I read the programme, I understood the idea. But although I saw variations on the theme of balance and interesting glimpses into the unique creative gifts of the eight creators, an entirely different theme of the programme suggested itself to me as the evening went on.
Javier De Frutos’ mischievously named The Title is in the Text opened the evening, taking the idea of balance literally with a thrilling see-saw constructed on the stage for the dancers to swing, lift and jump off. Filled with charged tableau and momentary glimpses of something complex at work underneath the near constant momentum of the see-saw, Scott Walker’s music and words added another layer of complexity that I was not always sure resolved itself.

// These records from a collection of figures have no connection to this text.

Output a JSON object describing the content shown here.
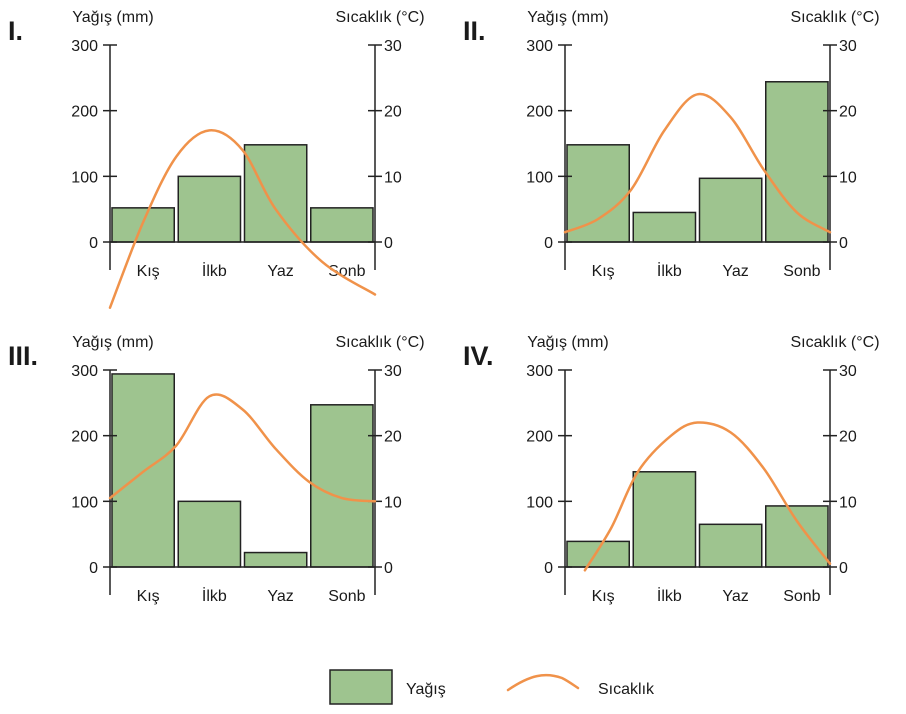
{
  "colors": {
    "bar_fill": "#9ec48f",
    "bar_stroke": "#222222",
    "line": "#f0924a",
    "axis": "#222222",
    "text": "#1a1a1a"
  },
  "legend": {
    "bar_label": "Yağış",
    "line_label": "Sıcaklık"
  },
  "chart_data": [
    {
      "type": "bar",
      "title": "I.",
      "ylabel_left": "Yağış (mm)",
      "ylabel_right": "Sıcaklık (°C)",
      "categories": [
        "Kış",
        "İlkb",
        "Yaz",
        "Sonb"
      ],
      "ylim_left": [
        0,
        300
      ],
      "ylim_right": [
        0,
        30
      ],
      "yticks_left": [
        "0",
        "100",
        "200",
        "300"
      ],
      "yticks_right": [
        "0",
        "10",
        "20",
        "30"
      ],
      "series": [
        {
          "name": "Yağış",
          "type": "bar",
          "axis": "left",
          "values": [
            52,
            100,
            148,
            52
          ]
        },
        {
          "name": "Sıcaklık",
          "type": "line",
          "axis": "right",
          "x": [
            0,
            0.5,
            1.0,
            1.5,
            2.0,
            2.5,
            3.2,
            4.0
          ],
          "values": [
            -10,
            3,
            13,
            17,
            14,
            5,
            -3,
            -8
          ]
        }
      ]
    },
    {
      "type": "bar",
      "title": "II.",
      "ylabel_left": "Yağış (mm)",
      "ylabel_right": "Sıcaklık (°C)",
      "categories": [
        "Kış",
        "İlkb",
        "Yaz",
        "Sonb"
      ],
      "ylim_left": [
        0,
        300
      ],
      "ylim_right": [
        0,
        30
      ],
      "yticks_left": [
        "0",
        "100",
        "200",
        "300"
      ],
      "yticks_right": [
        "0",
        "10",
        "20",
        "30"
      ],
      "series": [
        {
          "name": "Yağış",
          "type": "bar",
          "axis": "left",
          "values": [
            148,
            45,
            97,
            244
          ]
        },
        {
          "name": "Sıcaklık",
          "type": "line",
          "axis": "right",
          "x": [
            0,
            0.5,
            1.0,
            1.5,
            2.0,
            2.5,
            3.0,
            3.5,
            4.0
          ],
          "values": [
            1.5,
            3.5,
            8,
            17,
            22.5,
            19,
            11,
            4.5,
            1.5
          ]
        }
      ]
    },
    {
      "type": "bar",
      "title": "III.",
      "ylabel_left": "Yağış (mm)",
      "ylabel_right": "Sıcaklık (°C)",
      "categories": [
        "Kış",
        "İlkb",
        "Yaz",
        "Sonb"
      ],
      "ylim_left": [
        0,
        300
      ],
      "ylim_right": [
        0,
        30
      ],
      "yticks_left": [
        "0",
        "100",
        "200",
        "300"
      ],
      "yticks_right": [
        "0",
        "10",
        "20",
        "30"
      ],
      "series": [
        {
          "name": "Yağış",
          "type": "bar",
          "axis": "left",
          "values": [
            294,
            100,
            22,
            247
          ]
        },
        {
          "name": "Sıcaklık",
          "type": "line",
          "axis": "right",
          "x": [
            0,
            0.5,
            1.0,
            1.5,
            2.0,
            2.5,
            3.0,
            3.5,
            4.0
          ],
          "values": [
            10.5,
            14.5,
            18.5,
            26,
            24,
            18,
            13,
            10.5,
            10
          ]
        }
      ]
    },
    {
      "type": "bar",
      "title": "IV.",
      "ylabel_left": "Yağış (mm)",
      "ylabel_right": "Sıcaklık (°C)",
      "categories": [
        "Kış",
        "İlkb",
        "Yaz",
        "Sonb"
      ],
      "ylim_left": [
        0,
        300
      ],
      "ylim_right": [
        0,
        30
      ],
      "yticks_left": [
        "0",
        "100",
        "200",
        "300"
      ],
      "yticks_right": [
        "0",
        "10",
        "20",
        "30"
      ],
      "series": [
        {
          "name": "Yağış",
          "type": "bar",
          "axis": "left",
          "values": [
            39,
            145,
            65,
            93
          ]
        },
        {
          "name": "Sıcaklık",
          "type": "line",
          "axis": "right",
          "x": [
            0.3,
            0.7,
            1.1,
            1.6,
            2.0,
            2.5,
            3.0,
            3.5,
            4.0
          ],
          "values": [
            -0.5,
            6,
            14.5,
            20,
            22,
            20.5,
            15,
            7,
            0.5
          ]
        }
      ]
    }
  ]
}
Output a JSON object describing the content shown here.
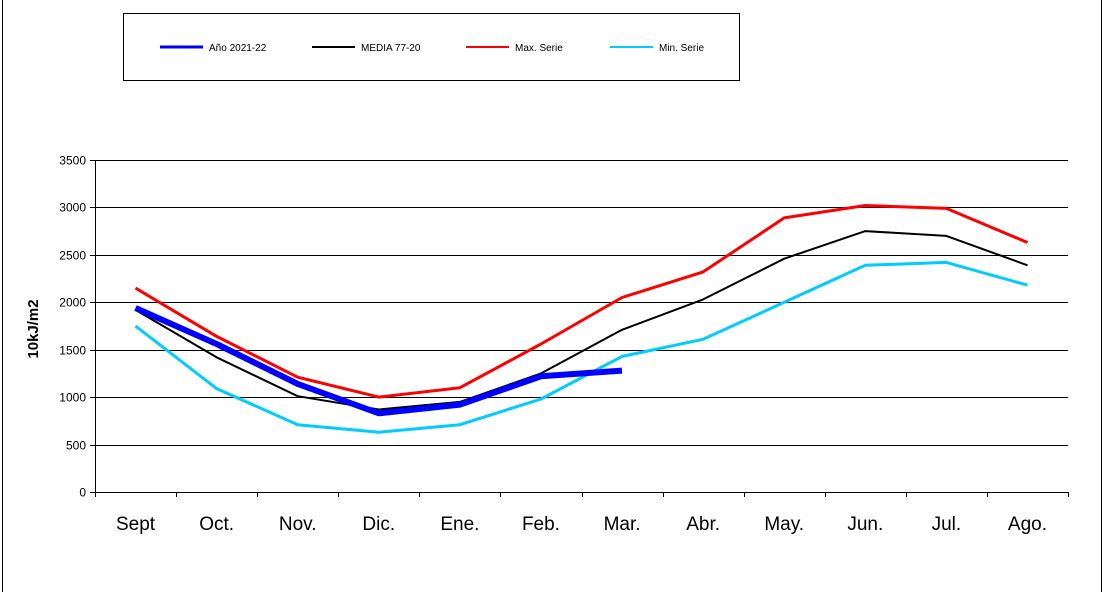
{
  "chart_data": {
    "type": "line",
    "title": "",
    "xlabel": "",
    "ylabel": "10kJ/m2",
    "categories": [
      "Sept",
      "Oct.",
      "Nov.",
      "Dic.",
      "Ene.",
      "Feb.",
      "Mar.",
      "Abr.",
      "May.",
      "Jun.",
      "Jul.",
      "Ago."
    ],
    "ylim": [
      0,
      3500
    ],
    "yticks": [
      0,
      500,
      1000,
      1500,
      2000,
      2500,
      3000,
      3500
    ],
    "grid": true,
    "legend_position": "top",
    "series": [
      {
        "name": "Año 2021-22",
        "color": "#0000ff",
        "width": "thick",
        "values": [
          1940,
          1560,
          1140,
          830,
          920,
          1220,
          1280,
          null,
          null,
          null,
          null,
          null
        ]
      },
      {
        "name": "MEDIA 77-20",
        "color": "#000000",
        "width": "thin",
        "values": [
          1920,
          1420,
          1010,
          870,
          950,
          1250,
          1710,
          2030,
          2460,
          2750,
          2700,
          2390
        ]
      },
      {
        "name": "Max. Serie",
        "color": "#ff0000",
        "width": "medium",
        "values": [
          2150,
          1640,
          1210,
          1000,
          1100,
          1560,
          2050,
          2320,
          2890,
          3020,
          2990,
          2630
        ]
      },
      {
        "name": "Min. Serie",
        "color": "#00ccff",
        "width": "medium",
        "values": [
          1750,
          1090,
          710,
          630,
          710,
          980,
          1430,
          1610,
          2000,
          2390,
          2420,
          2180
        ]
      }
    ]
  }
}
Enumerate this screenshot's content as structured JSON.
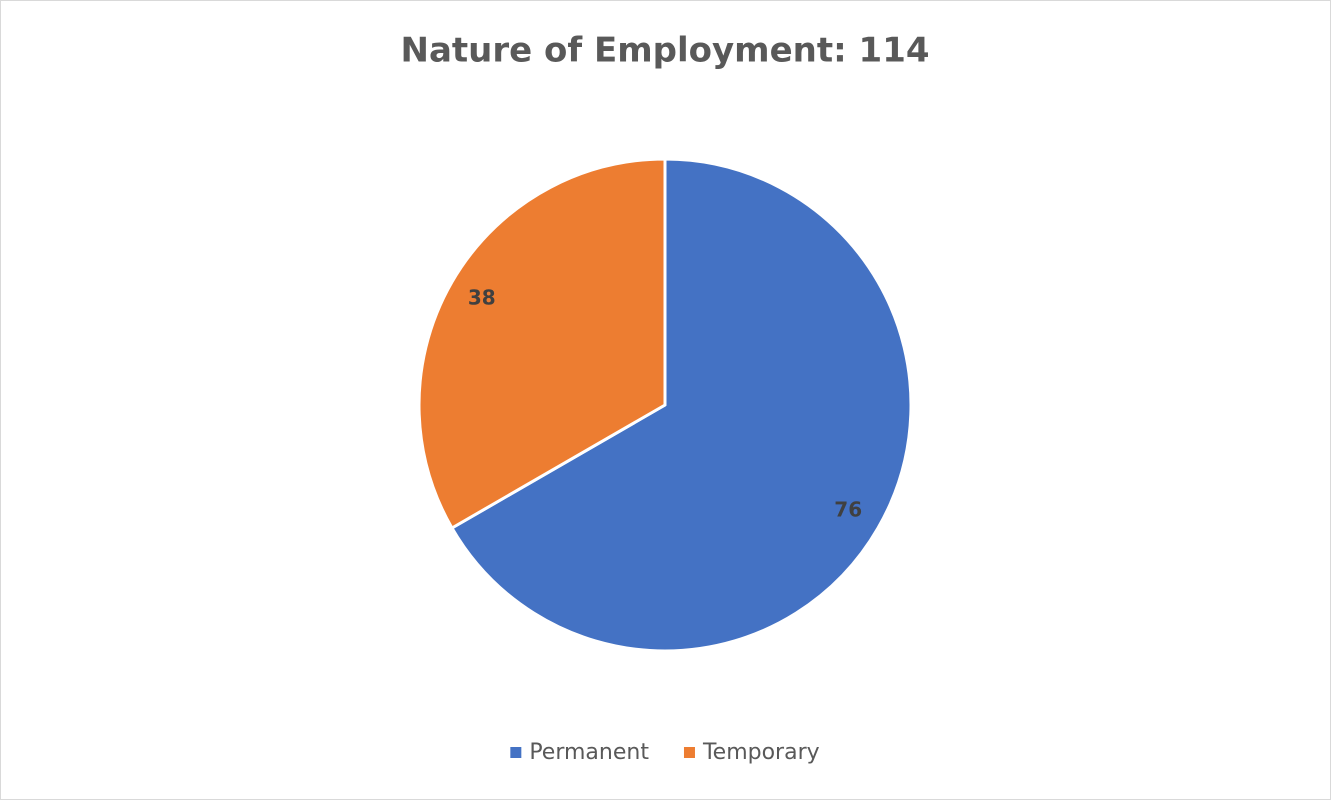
{
  "chart_data": {
    "type": "pie",
    "title": "Nature of Employment: 114",
    "categories": [
      "Permanent",
      "Temporary"
    ],
    "values": [
      76,
      38
    ],
    "colors": [
      "#4472c4",
      "#ed7d31"
    ],
    "legend": "bottom"
  }
}
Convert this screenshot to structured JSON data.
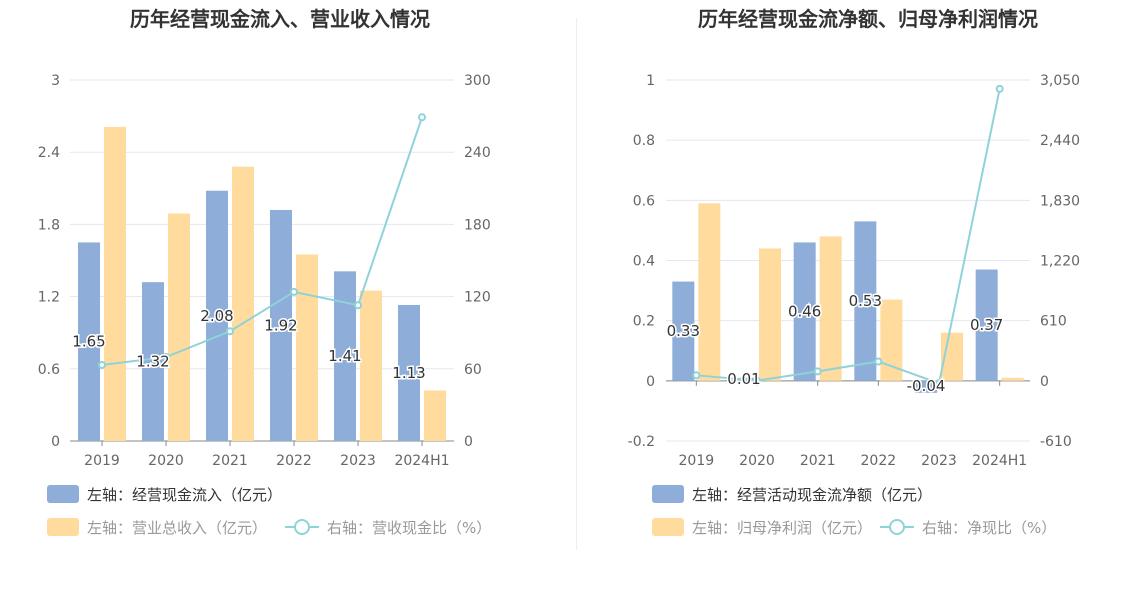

But it was with the second piece, Human Animals by Ivan Pérez that my theme began to emerge. Dancers in floral shirts and bare legs filled the stage to Joby Talbot’s rhythmically driving music and trotted around like show ponies in an area. The choreography placed an emphasis on the lower legs and feet in a way that is rare for an all male ensemble, and it was then I had my epiphany. Of course! It’s a programme about masculinity. Yes, balance; yes, fourteen days to create, but as the male dancers paraded in a vaguely comical way I suddenly realised I was actually watching a treatise on maleness and its different and even competing aspects. If Javier de Frutos’ work was about brotherhood, competition and perhaps the relentlessness of physical labour, then Human Animals spoke of the male as a strutting dandy with the flair of a peacock, building to a climax which was more reminiscent of a pack of wild autumnal stags.
Like a scientist in a laboratory, I waited for the curtain to come up on Christopher Wheeldon’s offering, Us, to test out my theory. With gorgeous, sweeping music by Keaton Hendon this duet was unexpectedly moving, the two dancers revealing something very universal about everything one wants to say and can’t. Here was the tenderness and soft emotion of masculinity, tentatively hidden and secret.